Quick. In the next three minutes, write down the names of as many black Catholic saints as you can.
How many did you get? 20? 15? 10? 5?
This was the start of Dr. Camille Brown’s talk on African Saints during the Diocese’s recent pilgrimage to the National Shrine in Washington, D.C. Many in the crowd had two or three names of African saints by the end of the exercise, but had many more by the end of Dr. Brown’s talk.

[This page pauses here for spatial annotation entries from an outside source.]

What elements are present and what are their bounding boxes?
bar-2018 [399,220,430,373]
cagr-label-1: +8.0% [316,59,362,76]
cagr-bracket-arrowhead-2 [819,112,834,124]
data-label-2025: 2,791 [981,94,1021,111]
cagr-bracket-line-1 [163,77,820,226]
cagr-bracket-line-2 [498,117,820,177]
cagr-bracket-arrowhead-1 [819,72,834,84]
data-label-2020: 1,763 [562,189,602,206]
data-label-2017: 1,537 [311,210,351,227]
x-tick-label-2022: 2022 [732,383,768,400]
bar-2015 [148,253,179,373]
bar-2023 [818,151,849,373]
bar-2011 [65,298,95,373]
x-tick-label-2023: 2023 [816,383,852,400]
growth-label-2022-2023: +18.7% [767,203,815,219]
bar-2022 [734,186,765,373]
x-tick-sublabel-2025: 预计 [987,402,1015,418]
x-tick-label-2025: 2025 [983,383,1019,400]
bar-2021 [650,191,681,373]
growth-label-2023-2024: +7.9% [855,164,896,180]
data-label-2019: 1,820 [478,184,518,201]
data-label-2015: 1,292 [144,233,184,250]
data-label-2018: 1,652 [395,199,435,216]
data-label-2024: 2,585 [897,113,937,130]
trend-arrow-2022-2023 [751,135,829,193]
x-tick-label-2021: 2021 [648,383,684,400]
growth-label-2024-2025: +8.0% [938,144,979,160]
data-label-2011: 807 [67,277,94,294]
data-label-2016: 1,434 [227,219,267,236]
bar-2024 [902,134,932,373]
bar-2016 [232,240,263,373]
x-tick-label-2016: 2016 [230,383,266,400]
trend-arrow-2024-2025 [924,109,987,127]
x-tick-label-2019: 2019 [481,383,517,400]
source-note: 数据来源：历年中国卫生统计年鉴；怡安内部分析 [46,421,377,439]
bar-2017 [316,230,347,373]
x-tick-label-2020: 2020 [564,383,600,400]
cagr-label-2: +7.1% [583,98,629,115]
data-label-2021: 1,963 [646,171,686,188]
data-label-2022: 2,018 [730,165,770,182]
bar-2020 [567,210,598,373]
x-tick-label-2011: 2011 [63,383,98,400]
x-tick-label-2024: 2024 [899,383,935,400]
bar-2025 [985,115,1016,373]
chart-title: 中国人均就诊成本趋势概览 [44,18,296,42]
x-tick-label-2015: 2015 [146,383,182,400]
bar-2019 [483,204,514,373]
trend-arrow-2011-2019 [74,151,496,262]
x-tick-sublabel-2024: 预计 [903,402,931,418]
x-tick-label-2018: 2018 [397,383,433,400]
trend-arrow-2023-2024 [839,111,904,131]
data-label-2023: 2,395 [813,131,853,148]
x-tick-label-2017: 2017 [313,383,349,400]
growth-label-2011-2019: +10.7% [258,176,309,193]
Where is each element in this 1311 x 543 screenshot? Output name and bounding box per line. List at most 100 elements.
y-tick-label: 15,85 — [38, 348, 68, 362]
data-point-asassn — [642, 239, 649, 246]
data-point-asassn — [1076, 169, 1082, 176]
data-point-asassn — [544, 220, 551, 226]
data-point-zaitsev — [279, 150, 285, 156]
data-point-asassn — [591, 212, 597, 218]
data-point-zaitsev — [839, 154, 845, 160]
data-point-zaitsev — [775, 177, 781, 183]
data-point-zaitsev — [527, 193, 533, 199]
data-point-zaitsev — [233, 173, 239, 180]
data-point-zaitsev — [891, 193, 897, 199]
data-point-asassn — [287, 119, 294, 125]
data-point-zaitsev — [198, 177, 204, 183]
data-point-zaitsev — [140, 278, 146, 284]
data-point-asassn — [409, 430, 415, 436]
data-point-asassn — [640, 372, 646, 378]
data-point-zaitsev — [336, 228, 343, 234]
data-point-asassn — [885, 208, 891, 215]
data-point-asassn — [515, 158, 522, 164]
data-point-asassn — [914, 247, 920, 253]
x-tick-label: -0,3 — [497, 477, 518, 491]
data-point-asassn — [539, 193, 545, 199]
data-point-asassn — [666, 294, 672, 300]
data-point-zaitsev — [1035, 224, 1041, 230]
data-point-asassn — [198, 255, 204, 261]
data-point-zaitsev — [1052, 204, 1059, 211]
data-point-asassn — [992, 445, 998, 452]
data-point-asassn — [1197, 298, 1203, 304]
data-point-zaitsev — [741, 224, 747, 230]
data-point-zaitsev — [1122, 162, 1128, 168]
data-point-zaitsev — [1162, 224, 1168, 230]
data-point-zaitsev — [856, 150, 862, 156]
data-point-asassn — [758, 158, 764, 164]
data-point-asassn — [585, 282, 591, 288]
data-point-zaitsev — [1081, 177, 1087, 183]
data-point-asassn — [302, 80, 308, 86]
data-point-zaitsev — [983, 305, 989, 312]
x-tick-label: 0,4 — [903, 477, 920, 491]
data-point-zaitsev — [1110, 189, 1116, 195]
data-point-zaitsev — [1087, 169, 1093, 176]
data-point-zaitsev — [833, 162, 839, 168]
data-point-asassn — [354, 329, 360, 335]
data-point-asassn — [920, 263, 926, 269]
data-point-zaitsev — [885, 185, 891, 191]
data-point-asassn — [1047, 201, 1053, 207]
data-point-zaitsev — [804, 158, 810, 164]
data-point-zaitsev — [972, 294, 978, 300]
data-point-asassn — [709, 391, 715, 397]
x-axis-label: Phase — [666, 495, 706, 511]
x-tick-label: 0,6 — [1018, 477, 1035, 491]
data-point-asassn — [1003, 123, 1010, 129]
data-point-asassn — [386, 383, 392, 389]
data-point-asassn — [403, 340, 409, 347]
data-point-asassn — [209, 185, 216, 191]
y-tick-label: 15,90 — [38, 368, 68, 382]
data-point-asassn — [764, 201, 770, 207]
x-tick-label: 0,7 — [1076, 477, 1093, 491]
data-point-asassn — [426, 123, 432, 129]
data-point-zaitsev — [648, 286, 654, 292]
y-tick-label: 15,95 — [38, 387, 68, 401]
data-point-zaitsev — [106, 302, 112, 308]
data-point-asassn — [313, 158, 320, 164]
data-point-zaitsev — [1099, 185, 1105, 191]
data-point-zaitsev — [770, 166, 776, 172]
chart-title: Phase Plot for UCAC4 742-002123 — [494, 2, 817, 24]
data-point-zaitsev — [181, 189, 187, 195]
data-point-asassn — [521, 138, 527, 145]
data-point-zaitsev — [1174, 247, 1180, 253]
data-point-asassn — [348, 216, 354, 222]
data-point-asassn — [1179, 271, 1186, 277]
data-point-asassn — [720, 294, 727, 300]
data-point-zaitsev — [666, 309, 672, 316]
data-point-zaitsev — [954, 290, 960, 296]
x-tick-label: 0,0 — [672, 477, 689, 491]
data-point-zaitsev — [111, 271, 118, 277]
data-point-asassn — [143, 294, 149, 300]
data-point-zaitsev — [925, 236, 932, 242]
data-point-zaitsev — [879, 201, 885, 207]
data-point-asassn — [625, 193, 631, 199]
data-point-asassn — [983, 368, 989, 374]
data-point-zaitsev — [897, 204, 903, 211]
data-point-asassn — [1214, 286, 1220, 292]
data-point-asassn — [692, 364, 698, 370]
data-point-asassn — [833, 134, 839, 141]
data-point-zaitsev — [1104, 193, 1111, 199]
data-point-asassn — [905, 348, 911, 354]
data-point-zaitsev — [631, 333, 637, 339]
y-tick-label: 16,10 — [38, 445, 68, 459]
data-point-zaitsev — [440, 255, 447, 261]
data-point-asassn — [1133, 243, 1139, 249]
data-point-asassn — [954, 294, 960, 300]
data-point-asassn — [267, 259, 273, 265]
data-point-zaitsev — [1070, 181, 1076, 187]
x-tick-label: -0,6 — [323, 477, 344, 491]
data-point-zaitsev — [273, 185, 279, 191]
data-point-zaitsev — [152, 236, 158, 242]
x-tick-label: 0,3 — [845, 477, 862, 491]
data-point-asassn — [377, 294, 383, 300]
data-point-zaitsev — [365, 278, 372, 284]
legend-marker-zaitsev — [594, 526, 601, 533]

“Telling their stories is vital,” Dr. Brown, the associate superintendent for school leadership and community programs for the Archdiocese of Baltimore, said to the crowd gathered in the Queen of Missions Chapel in the Basilica. Dr. Brown added that African saints have wonderful stories, but they are seldom discussed. Take for example Moses’ wife, Zipporah.
“Aaron and Miriam (Moses’ siblings) were on his case because he married a Cushite woman,” Dr. Brown said. “She was a woman of color.”
Dr. Brown added that throughout the Bible, there are many geographical references to the African continent, but we often don’t recognize where these areas are.
“In Acts, there is a story of Philip and an Ethiopian man,” Dr. Brown said. Philip baptized this man, who then returned to his native land. “Because of this text, we know that Christianity was in Africa in the first century.”
Dr. Brown shared many stories of African saints, and those on the path to sainthood, who were martyrs for the Church, including St. Maurice and the Theban Legion. This legion was sent to kill Christians and ordered to worship pagan gods.
“He (St. Maurice) refused. He was given many chances and each time, refused,” Dr. Brown said. “All of his men also refused.” Dr. Brown added the entire Legion, more than 6,000 men, was killed 10 men at a time, in an effort to change their minds.
Another story Dr. Brown shared was about St. Moses the Black. Described as an “outlaw saint,” Moses the Black was a slave, but was so bad, he was kicked out of his master’s house. He ended up on the streets, robbing and being a “villain.”
“He had a conversion and became a monk,” Dr. Brown said. “He was the outlaw saint and his story offers the hope that anyone can change.”
“The Church welcomes everyone and calls everyone to a life of holiness,” Dr. Brown added. “It’s important that we get these stories out. There are countless saints of African descent.”
Those who attended Dr. Brown’s talk left knowing far more about the many African saints within the Catholic Church, with many expressing they intended to learn more.
“I thought the talk was excellent,” said Pearlie Ragsdale, a parishioner of St. Francis of Assisi Parish in Harrisburg. “Some of the saints which were mentioned, I knew about, but there are (at least) two I never heard of. When I get home, I’m going to do some research on them. I really enjoyed it.”